We want to make sure that any access to an investigational drug is provided in an ethical and fair manner while minimizing the risk of harm to the individual patient and avoiding risk to future broader access to the larger patient community in need. Thus, we will take all important aspects of providing Early Access into account in our evaluation, including the patient’s overall situation and the available supporting medical and scientific information.
Early Access Programs are also called Compassionate Use, Named Patient, Expanded Access and Managed Access Programs.
To gain Early Access to an investigational drug, certain criteria need to be met as specified below.
Early Access Criteria
Orphazyme will consider granting access to an investigational drug on a case-by-case basis if an Early Access Program is open in the country of residence of the patient and the following criteria are met:
The patient has a serious or life-threatening medical condition within the disease area and the patient population that Orphazyme is investigating and planning to pursue approval by the national regulatory authorities.
The patient has no access to a suitable approved treatment for the disease condition or no adequate treatments are available.
The patient does not qualify to participate in any ongoing or planned clinical trials in a reasonably accessible geographical location.
The patient has a disease for which there is sufficient clinical evidence of benefit from the use of the investigational drug, and the benefits likely outweigh the known or anticipated risks.
Providing Early Access does not in any way disrupt the clinical development program and/or the regulatory pathway towards marketing authorization leading to broader access.
There is an adequate and sustainable supply of the investigational drug, beyond what is required for all ongoing and planned clinical trials.
The request for Early Access is received from a licensed physician with expertise in treating the disease and understands the potential risks and benefits of the investigational drug.

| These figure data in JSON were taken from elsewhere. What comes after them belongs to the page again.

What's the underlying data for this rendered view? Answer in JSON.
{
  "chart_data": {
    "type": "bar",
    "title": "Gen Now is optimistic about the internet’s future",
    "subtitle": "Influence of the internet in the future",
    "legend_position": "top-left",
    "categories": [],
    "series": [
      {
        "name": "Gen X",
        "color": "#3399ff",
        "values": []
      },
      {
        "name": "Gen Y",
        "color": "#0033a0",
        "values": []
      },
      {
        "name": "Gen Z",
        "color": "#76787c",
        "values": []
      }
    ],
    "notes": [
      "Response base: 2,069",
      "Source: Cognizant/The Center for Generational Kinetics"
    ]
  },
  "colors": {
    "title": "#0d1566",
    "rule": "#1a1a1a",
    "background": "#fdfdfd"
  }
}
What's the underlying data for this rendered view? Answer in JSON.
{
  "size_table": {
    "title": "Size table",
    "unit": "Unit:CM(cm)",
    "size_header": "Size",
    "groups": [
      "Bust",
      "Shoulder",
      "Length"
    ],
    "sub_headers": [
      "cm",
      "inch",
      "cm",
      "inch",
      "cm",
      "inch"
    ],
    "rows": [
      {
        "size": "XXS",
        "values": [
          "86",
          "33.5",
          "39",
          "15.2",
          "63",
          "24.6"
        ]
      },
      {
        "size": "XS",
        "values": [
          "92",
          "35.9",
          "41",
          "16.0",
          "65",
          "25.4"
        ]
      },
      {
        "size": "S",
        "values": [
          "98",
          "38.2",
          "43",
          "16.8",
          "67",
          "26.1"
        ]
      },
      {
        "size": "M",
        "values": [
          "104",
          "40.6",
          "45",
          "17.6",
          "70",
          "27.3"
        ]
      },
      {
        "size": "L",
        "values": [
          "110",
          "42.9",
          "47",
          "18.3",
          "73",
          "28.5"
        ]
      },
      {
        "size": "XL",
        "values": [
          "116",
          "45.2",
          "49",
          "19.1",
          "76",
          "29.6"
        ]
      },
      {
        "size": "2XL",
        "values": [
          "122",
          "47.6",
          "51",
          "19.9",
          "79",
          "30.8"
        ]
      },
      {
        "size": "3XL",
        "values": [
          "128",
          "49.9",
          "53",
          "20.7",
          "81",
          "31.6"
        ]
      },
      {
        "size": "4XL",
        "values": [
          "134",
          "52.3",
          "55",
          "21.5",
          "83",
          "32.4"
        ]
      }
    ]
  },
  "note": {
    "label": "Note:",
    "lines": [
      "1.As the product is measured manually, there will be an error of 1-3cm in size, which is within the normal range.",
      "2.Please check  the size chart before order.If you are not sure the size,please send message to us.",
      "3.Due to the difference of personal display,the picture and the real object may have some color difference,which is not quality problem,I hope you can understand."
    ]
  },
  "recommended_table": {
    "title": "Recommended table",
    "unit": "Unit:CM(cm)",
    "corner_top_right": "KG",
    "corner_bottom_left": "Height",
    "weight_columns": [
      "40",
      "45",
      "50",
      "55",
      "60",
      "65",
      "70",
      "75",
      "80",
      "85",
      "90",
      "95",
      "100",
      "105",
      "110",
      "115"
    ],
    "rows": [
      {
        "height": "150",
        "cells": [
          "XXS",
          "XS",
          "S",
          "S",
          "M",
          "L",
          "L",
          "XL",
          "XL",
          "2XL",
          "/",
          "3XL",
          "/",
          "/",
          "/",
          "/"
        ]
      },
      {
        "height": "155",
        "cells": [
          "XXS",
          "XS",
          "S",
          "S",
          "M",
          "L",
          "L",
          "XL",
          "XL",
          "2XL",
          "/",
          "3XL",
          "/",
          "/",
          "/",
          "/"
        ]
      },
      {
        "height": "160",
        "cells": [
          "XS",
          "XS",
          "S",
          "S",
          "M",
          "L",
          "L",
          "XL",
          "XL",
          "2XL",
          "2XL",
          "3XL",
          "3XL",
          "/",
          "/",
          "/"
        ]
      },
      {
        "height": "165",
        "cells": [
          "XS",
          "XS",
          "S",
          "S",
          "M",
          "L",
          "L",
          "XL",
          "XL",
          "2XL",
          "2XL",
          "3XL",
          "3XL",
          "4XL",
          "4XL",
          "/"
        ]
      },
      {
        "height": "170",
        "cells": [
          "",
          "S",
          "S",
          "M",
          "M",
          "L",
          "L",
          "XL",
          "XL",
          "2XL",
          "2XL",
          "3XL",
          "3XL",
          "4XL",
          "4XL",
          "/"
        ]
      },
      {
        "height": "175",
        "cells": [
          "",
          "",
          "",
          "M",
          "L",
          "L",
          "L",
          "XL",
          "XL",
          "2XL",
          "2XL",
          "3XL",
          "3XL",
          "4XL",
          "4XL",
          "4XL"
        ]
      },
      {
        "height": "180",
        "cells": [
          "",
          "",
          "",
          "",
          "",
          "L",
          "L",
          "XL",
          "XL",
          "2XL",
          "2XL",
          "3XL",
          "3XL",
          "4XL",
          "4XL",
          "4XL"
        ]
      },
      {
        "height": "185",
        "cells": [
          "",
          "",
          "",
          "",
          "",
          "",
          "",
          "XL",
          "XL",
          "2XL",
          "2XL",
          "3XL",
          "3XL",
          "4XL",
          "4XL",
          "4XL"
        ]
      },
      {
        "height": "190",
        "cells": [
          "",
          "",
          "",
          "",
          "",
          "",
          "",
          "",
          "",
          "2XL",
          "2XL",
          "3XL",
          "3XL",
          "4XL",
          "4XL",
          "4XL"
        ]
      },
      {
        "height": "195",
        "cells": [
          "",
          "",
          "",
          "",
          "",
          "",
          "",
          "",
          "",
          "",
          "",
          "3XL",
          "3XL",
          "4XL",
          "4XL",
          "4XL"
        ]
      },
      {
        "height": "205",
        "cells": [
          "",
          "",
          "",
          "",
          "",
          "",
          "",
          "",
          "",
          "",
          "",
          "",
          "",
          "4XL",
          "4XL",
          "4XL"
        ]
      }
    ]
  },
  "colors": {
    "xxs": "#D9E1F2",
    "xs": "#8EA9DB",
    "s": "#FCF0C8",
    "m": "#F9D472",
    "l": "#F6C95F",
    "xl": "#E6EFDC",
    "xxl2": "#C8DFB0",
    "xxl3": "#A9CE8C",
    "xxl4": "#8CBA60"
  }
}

The requesting physician agrees to comply with Orphazyme’s Early Access Program specifications as well as with the applicable laws and regulations governing the use of the investigational drug.
Early Access ends once the investigational drug is commercially available or reimbursed in a country. If Orphazyme decides to discontinue clinical development of the investigational drug for a specific disease area, Early Access will be discontinued.
Procedure to Request Early Access
The treating physician who believes that Early Access may be an option for a patient based upon the above criteria, must contact Orphazyme to make a formal request. This will enable the physician to work with Orphazyme to determine the appropriate course of action for the patient.
The request should be submitted here.
Please note that the initial request shall not contain personally identifiable information of the patient (e.g. name, contact details, personal identifications number).
We will acknowledge receipt of such a request within 5 business days. Information on next steps will be provided and a decision on the Early Access will be made as quickly as possible.
The information Orphazyme receives as part of the request will be held under strict confidentiality and managed in accordance with the EU’s General Data Protection Regulations on the protection of natural persons with regard to the processing of personal data and on the movement of such data.